Reports of violence are so routine they are often consigned to the last pages of local newspapers. So many groups have motives to kill - Indian security forces, Islamic extremists, pro-Indian paramilitary, rival politicians - that some deaths are attributed to "unidentified gunmen" and left at that.

But two Kashmiri civilians a day died last year, many of them hapless victims caught in the crossfire after being dragooned into service as porters for the security forces, according to the Public Commission on Human Rights.

Dozens more disappear and then turn up dead, counted by the security forces as militants. Such was the case with Farooq Ahmad Khan, the 22-year-old baker, said Pervez Imroz, a lawyer who heads the commission

"This is the pattern here," he said. "Noncombatants are killed, and security forces claim they've killed foreign militants."

India has a great incentive to ascribe more of the casualties to foreign militants: To the world and its domestic audience, it portrays the Kashmir conflict as strictly an external affair, directed by Islamic extremists based in Pakistan.

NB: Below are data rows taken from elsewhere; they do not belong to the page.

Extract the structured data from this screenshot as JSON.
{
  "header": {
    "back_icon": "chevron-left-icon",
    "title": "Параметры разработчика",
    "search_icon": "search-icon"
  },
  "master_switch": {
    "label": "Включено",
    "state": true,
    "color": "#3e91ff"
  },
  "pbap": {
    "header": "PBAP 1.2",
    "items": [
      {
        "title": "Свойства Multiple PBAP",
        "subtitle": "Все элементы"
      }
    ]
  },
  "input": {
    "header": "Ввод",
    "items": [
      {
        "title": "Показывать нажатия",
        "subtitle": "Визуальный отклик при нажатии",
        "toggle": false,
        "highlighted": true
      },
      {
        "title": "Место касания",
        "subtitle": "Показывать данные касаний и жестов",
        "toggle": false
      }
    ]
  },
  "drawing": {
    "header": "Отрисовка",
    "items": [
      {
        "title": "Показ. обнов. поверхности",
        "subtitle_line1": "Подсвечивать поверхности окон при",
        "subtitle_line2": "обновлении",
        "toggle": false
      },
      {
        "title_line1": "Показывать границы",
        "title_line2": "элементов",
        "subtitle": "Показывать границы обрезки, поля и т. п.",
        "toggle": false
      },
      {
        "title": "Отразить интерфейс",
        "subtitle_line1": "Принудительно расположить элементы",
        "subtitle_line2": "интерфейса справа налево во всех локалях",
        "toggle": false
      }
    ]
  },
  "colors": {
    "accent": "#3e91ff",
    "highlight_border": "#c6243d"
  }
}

But political leaders here stress that they share little with the foreign militants, who practice a fundamentalist form of Islam incompatible with the moderate Sufi Islam that predominates in Kashmir.

"We're now in the position where our struggle is being labeled as religiously fundamentalist, and that's simply not true," said Mirwaiz Omar Farooq, an opposition political leader who is chief cleric at one of Srinagar's largest mosques.

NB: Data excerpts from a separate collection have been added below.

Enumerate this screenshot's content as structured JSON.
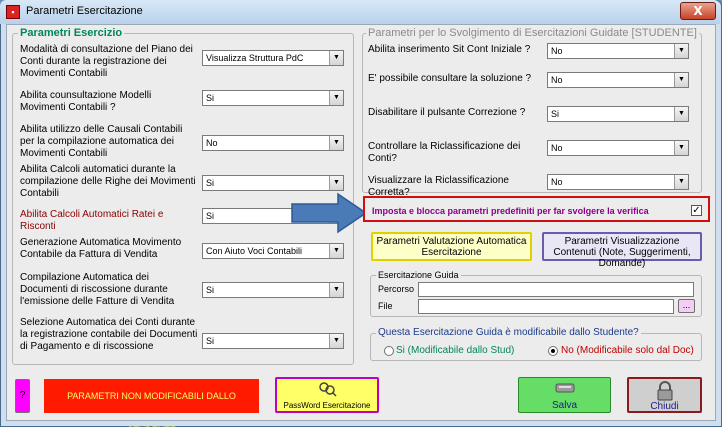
{
  "window": {
    "title": "Parametri Esercitazione",
    "close_glyph": "X"
  },
  "left_panel": {
    "legend": "Parametri Esercizio",
    "rows": [
      {
        "label": "Modalità di consultazione del Piano dei Conti durante la registrazione dei Movimenti Contabili",
        "value": "Visualizza Struttura PdC"
      },
      {
        "label": "Abilita counsultazione Modelli Movimenti Contabili ?",
        "value": "Si"
      },
      {
        "label": "Abilita utilizzo delle Causali Contabili per la compilazione automatica dei Movimenti Contabili",
        "value": "No"
      },
      {
        "label": "Abilita Calcoli automatici durante la compilazione delle Righe dei Movimenti Contabili",
        "value": "Si"
      },
      {
        "label": "Abilita Calcoli Automatici Ratei e Risconti",
        "value": "Si"
      },
      {
        "label": "Generazione Automatica Movimento Contabile da Fattura di Vendita",
        "value": "Con Aiuto Voci Contabili"
      },
      {
        "label": "Compilazione Automatica dei Documenti di riscossione durante l'emissione delle Fatture di Vendita",
        "value": "Si"
      },
      {
        "label": "Selezione Automatica dei Conti durante la registrazione contabile dei Documenti di Pagamento e di riscossione",
        "value": "Si"
      }
    ]
  },
  "right_panel": {
    "legend": "Parametri per lo Svolgimento di Esercitazioni Guidate [STUDENTE]",
    "rows": [
      {
        "label": "Abilita inserimento Sit Cont Iniziale ?",
        "value": "No"
      },
      {
        "label": "E' possibile consultare la soluzione ?",
        "value": "No"
      },
      {
        "label": "Disabilitare il pulsante Correzione ?",
        "value": "Si"
      },
      {
        "label": "Controllare la Riclassificazione dei Conti?",
        "value": "No"
      },
      {
        "label": "Visualizzare la Riclassificazione Corretta?",
        "value": "No"
      }
    ],
    "lock_checkbox_label": "Imposta e blocca parametri predefiniti per far svolgere la verifica",
    "lock_checked_glyph": "✓",
    "btn_valutazione": "Parametri Valutazione Automatica Esercitazione",
    "btn_visualizzazione": "Parametri Visualizzazione Contenuti (Note, Suggerimenti, Domande)",
    "guida": {
      "legend": "Esercitazione Guida",
      "percorso_label": "Percorso",
      "file_label": "File",
      "browse_label": "..."
    },
    "modificabile": {
      "legend": "Questa Esercitazione Guida è modificabile dallo Studente?",
      "option_si": "Si (Modificabile dallo Stud)",
      "option_no": "No  (Modificabile solo dal Doc)",
      "selected": "no"
    }
  },
  "footer": {
    "help_label": "?",
    "warning_text": "PARAMETRI NON MODIFICABILI DALLO STUDENTE",
    "password_label": "PassWord Esercitazione",
    "save_label": "Salva",
    "close_label": "Chiudi"
  },
  "colors": {
    "accent_green": "#00875a",
    "warning_red": "#ff1a00",
    "highlight_border": "#d01010",
    "arrow_blue": "#4a7ab8",
    "magenta": "#ff00ff",
    "yellow": "#ffff66",
    "green_button": "#66dd66"
  }
}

"As a Muslim leader, I can tell you it's a totally political struggle. But India has been able to portray the struggle as terrorist and Islamist."

A critical problem in Kashmir is that there is no consensus about a path to resolution. Both Pakistan and India are under tremendous pressure from domestic hard-line groups to not relinquish any ground.

Indeed, Kashmir has assumed enormous symbolic importance in both countries. Pakistan insists the Muslim-majority region belongs in its orbit and says the uprising is justified by years of abusive Indian occupation. India says it has strong legal and historical ties to Kashmir and fears that liberating it would embolden separatists in other regions, disintegrating India's federal government, the Indian Union.

This month, negotiators got a sample of the obstacles they will face when talks opened on restoring bus service across the Line of Control, linking Srinagar and Muzaffarabad, the capital of Pakistan-occupied Azad Kashmir - Free Kashmir.

Pakistan declined to install an immigration post at its side of the boundary, fearing that would legitimize the Line of Control as an international border. India did not want to allow Kashmiris to use neutral U.N. passports to cross, since that might acknowledge that the territory under their control is in dispute. And Kashmiris don't want to travel using any passports, since they say the territory is illegally divided.

So the talks on bus service were postponed indefinitely. In the meantime, the dying continues.